OTTAWA (Reuters) - Canada’s housing market is stabilizing after the heated conditions of the past several years but progress will be slow, the Bank of Canada said on Thursday as it also warned that record-high household debt levels would persist through this year.
The bank added in a semi-annual report that the risks to the economy posed by debt and the housing market remain unchanged at “elevated”, even though the situation appears to have improved over the past six months.
“The level of indebtedness is still elevated, and the bank’s stress test simulations suggest that households are vulnerable to adverse economic shocks,” the bank said in its Financial System Review.
“These imbalances, which built up over many years, will take some time to correct. While a gradual unwinding of imbalances is expected, there is a risk of a sharper correction,” the bank said in the first such report to be published under its new governor, Stephen Poloz.
Canada’s post-recession housing boom, fueled by historically low borrowing costs, has long worried the government and the central bank, which fear Canadians won’t be able to afford their mortgages when interest rates rise.
The housing market began to cool in mid-2012 after Ottawa tightened mortgage lending rules for the fourth time. Official data on Thursday showed new home prices rose a relatively tame 2 percent in the year to April.

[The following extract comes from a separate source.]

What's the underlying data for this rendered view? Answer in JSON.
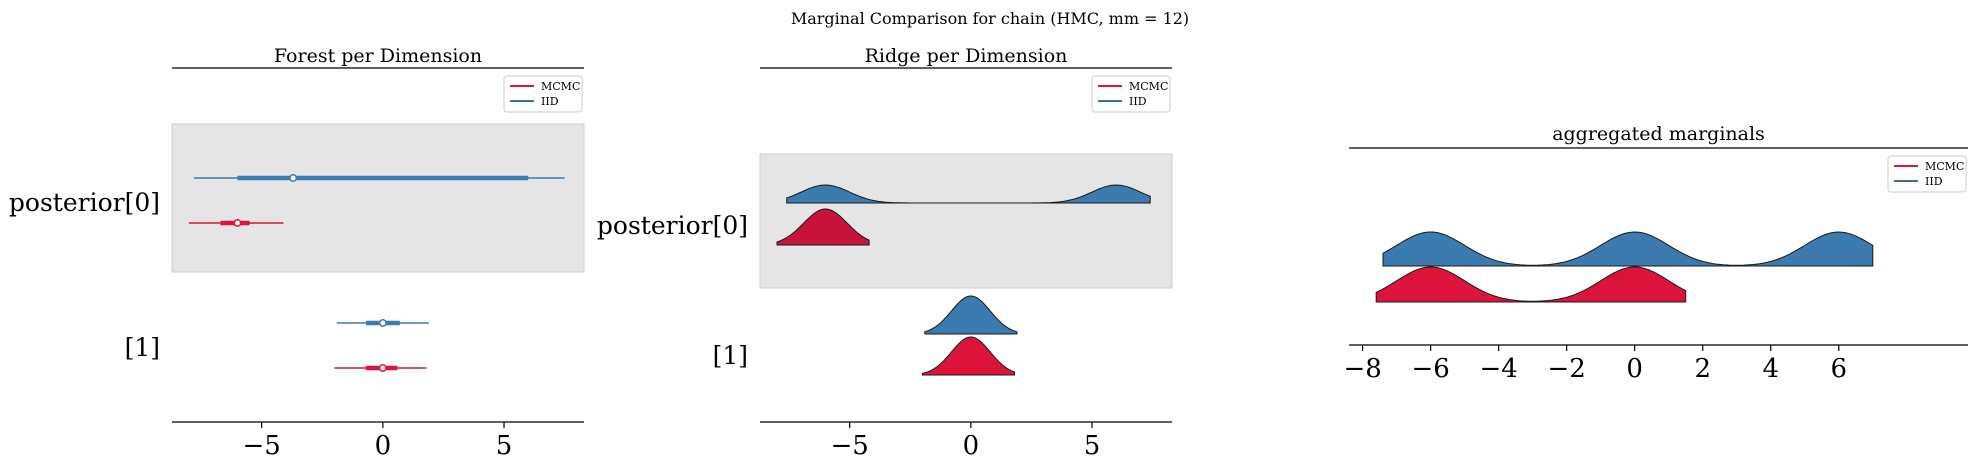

Most economists forecast a soft landing for the housing market, while a few still are sounding the alarm on what they see as pending disaster. <CA/HOMES>
Mazen Issa, economist at BMO Capital Markets, said he agreed with the central bank’s view on the trend in housing.
“Some of the work we have done suggests that the impact of tighter mortgage regulations is only transitory; nonetheless, we see the housing market as stabilizing over the balance of the year and construction activity growing more in line with demographic fundamentals,” he said in a note to clients.
The Bank of Canada report said overall risks to the Canadian financial system have diminished but still remain “high”, the same risk classification it designated six months ago.
The highest risk level of “very high” was reserved for the euro-area crisis, although the bank said that was down slightly due to the policies of the European Central Bank.
The No. 1 domestic risk comes from household finances and the housing market.
Since the bank’s last assessment in December, household debt accumulation has slowed, housing resale activity and starts have moderated, and prices have stopped rising in most major cities.
However, the bank pointed to stretched housing valuations in some areas and signs of overbuilding in the condo market. The imbalances “will take some time to correct” and should unwind gradually, it said, though there is a risk of a sharper correction.
The household debt-to-income ratio will likely remain near the current record high 165 percent this year, the bank forecast.
The report also contained an analysis of Canada’s small shadow banking sector, which will come under closer scrutiny as new financial regulations come into force.
Some areas warrant focused monitoring, the bank said, including the strong growth in securitization of insured mortgages.
The shadow banking sector, which includes financial intermediation activities done by hedge funds and private capital funds, has been growing since the financial crisis of the last decade and stood at $67 trillion worldwide last year, according to the Financial Stability Board, the global task force for financial reform.
The FSB is expected to make proposals on how to regulate this area of the financial sector before the G20 autumn summit in Russia, where the issue will be debated.